7/10
It's a perfect history lesson.
3 December 2010
Ashutosh Gowariker retells the astounding true story of the Chittagong uprising of 1930. Led by a fiery school teacher, a band of 64 revolutionaries, most of them school-going teenagers, launched five simultaneous attacks on British strongholds in Chittagong including the cantonment area and the telegraph office Ashutosh recreates this largely forgotten event with sincerity and sweat but unfortunately Khelein Hum Jee Jaan Sey comes off a high school history lesson: plodding, stilted and in long stretches.

The film's entire first half is the set-up to the event the nuts and bolts of planning a revolt, getting enough investment, planning and co-ordinating each step. Ashutosh introduces us to half a dozen characters but the screenplay doesn't adequately flesh out even one.

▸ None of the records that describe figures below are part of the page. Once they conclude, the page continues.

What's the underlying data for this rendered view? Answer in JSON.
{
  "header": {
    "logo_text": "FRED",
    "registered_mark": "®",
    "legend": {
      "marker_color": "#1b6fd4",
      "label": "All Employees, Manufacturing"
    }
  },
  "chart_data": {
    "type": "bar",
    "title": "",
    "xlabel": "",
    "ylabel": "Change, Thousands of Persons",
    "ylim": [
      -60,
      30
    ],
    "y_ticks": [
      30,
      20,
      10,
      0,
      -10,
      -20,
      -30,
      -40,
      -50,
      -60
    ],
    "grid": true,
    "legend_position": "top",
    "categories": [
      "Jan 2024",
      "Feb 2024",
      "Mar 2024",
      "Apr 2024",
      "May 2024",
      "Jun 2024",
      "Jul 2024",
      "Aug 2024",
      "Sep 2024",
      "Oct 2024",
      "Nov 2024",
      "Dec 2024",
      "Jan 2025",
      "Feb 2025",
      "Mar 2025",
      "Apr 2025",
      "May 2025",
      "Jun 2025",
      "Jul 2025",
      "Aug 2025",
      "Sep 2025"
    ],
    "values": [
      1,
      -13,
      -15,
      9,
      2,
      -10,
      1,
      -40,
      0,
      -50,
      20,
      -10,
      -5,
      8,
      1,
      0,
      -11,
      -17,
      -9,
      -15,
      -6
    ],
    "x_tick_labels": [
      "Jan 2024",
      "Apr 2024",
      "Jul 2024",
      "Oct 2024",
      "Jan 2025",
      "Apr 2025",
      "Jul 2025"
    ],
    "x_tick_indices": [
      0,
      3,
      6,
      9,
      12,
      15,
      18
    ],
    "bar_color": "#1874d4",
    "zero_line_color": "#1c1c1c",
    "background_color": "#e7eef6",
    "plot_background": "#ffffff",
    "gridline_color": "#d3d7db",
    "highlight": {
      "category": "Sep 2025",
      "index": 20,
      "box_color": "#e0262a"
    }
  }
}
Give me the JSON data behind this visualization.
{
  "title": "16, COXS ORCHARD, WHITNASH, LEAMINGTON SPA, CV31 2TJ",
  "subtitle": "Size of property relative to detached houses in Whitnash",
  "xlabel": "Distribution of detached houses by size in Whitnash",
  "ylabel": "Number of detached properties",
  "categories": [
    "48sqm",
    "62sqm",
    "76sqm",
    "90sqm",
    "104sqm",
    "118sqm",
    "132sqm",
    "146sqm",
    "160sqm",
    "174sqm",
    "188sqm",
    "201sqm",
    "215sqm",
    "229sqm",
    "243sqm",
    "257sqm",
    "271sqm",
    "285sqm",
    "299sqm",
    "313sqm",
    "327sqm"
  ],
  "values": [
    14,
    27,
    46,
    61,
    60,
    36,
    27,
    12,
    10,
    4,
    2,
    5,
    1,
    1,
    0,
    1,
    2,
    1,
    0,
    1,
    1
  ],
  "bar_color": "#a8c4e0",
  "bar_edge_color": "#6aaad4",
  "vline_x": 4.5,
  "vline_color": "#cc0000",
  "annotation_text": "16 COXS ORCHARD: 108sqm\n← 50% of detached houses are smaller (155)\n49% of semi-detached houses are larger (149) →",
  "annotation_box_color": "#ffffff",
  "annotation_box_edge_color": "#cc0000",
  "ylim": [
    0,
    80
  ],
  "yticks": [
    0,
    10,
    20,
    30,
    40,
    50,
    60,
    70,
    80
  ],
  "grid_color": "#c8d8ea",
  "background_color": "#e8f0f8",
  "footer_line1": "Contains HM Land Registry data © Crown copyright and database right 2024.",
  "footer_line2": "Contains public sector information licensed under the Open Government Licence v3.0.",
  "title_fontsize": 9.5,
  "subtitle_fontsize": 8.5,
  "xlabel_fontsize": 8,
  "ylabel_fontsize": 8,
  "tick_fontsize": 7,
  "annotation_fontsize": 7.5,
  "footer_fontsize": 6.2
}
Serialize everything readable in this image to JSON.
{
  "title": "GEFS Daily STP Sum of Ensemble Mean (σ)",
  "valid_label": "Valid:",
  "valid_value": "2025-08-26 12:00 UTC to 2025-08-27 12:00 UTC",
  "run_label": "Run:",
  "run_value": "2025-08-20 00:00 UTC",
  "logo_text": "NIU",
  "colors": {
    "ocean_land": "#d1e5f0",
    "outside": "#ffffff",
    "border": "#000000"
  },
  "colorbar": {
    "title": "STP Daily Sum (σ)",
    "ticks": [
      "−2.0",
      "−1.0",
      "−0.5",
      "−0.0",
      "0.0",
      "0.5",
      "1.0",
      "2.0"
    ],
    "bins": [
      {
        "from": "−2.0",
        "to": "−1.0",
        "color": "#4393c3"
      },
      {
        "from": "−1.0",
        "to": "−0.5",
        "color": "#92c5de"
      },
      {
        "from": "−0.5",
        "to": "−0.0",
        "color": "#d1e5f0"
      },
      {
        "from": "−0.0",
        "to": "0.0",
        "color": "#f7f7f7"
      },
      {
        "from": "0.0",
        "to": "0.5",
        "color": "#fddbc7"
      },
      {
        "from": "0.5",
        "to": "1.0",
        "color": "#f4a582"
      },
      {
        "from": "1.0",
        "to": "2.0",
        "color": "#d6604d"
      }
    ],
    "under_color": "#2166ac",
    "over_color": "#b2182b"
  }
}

The second half has more urgency and momentum and climaxes in the inevitably tragic but rousing finale.The dialogue is always lofty and theatrical and the actors are insistently noble. Abhishek Bachchan, who plays the leader Surjya Sen, is in sober, benevolently smiling mode. We get little hint of the fire in his belly.

This is a great effort to bring such hidden subject in front of us but if you like fast paced cinema then its not your type of movie.

If you love good cinema,watch it. My vote 7 out of 10.